Null Point

Null Point

A null point is a location within an RFID reader's coverage zone where the RF signal strength drops to near zero due to destructive interference between the direct wave from the reader antenna and reflected waves from nearby surfaces. Tags located at null points cannot be reliably read, creating dead spots in otherwise functional read zones.

Physics of Null Points

Null points arise from multipath propagation. When an RFID reader's RF signal reflects off walls, floors, metal shelving, or other surfaces, the reflected wave arrives at certain locations with a phase offset of approximately 180 degrees relative to the direct wave. The two waves cancel each other, creating a signal minimum. At UHF frequencies (around 900 MHz), the wavelength is approximately 33 cm, so null points occur at regular spatial intervals of roughly half a wavelength (16.5 cm).

The severity of null points depends on the reflectivity of the environment. Warehouses and factories with metal structures, concrete floors, and steel racking create strong reflections and pronounced nulls. Retail environments with clothing, wood, and drywall produce weaker reflections and less severe nulls.
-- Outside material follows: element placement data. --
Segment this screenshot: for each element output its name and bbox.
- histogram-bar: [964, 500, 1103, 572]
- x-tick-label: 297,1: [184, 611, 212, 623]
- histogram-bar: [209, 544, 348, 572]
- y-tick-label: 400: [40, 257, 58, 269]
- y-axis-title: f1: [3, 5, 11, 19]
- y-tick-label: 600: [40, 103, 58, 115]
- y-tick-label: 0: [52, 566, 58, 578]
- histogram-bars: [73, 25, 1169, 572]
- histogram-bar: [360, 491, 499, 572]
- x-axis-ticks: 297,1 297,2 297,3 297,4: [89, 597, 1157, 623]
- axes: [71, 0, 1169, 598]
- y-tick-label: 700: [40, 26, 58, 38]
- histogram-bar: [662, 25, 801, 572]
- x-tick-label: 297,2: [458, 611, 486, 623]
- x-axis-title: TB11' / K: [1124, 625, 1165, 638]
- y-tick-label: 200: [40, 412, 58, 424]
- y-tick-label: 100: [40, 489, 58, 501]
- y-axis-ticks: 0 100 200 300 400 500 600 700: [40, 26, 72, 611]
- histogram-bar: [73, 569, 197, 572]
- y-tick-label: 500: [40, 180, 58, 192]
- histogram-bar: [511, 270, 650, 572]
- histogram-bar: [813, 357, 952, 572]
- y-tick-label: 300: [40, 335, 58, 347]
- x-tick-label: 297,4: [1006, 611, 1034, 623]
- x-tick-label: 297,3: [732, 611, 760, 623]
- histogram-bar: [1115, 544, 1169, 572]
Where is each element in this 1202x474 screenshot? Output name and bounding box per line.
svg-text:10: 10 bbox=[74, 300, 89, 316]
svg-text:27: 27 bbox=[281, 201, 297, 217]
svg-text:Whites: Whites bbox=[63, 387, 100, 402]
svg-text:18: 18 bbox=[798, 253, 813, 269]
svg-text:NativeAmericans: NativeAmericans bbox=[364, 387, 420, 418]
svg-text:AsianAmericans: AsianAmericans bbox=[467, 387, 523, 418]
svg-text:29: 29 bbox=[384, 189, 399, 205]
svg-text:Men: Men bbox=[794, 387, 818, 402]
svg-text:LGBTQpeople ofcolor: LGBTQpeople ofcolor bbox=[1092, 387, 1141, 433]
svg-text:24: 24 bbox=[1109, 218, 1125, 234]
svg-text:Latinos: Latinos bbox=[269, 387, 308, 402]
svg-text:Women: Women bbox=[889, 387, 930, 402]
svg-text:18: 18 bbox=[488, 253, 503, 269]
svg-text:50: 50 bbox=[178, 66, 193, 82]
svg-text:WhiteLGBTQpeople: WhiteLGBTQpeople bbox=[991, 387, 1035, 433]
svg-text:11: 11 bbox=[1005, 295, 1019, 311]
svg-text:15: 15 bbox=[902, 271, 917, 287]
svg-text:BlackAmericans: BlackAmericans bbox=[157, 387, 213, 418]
Impact on System Performance

Null points are a leading cause of missed reads in fixed-reader installations. A portal reader at a dock door might have a null point at a specific height, causing tags on items at that height to be consistently missed. Smart shelf installations can have null points at certain positions along the shelf, creating blind spots in otherwise complete coverage.

The problem is compounded when tags are stationary. Moving items on conveyors pass through null points quickly and are read at other positions, but stationary items on shelves may sit permanently in a null point.

Mitigation Techniques

Antenna diversity: Using multiple antennas at different heights and angles ensures that a null point created by one antenna's multipath pattern falls at a location where another antenna provides coverage. This is the primary reason portal readers use 4-6 antennas rather than a single antenna.

Circular polarization: Circularly polarized antennas are less susceptible to multipath nulls than linearly polarized antennas because the reflected wave's polarization rotation partially breaks the cancellation pattern.

Frequency diversity: Frequency hopping across multiple channels (as mandated by FCC in the US) means that null points shift location with each frequency hop, preventing persistent dead spots at any single location. This is one of the practical benefits of the FHSS requirement.

Physical modification: Absorptive materials (RF foam, ferrite tiles) placed on reflective surfaces can reduce multipath intensity and smooth out the coverage pattern, though this approach is expensive and rarely practical at scale.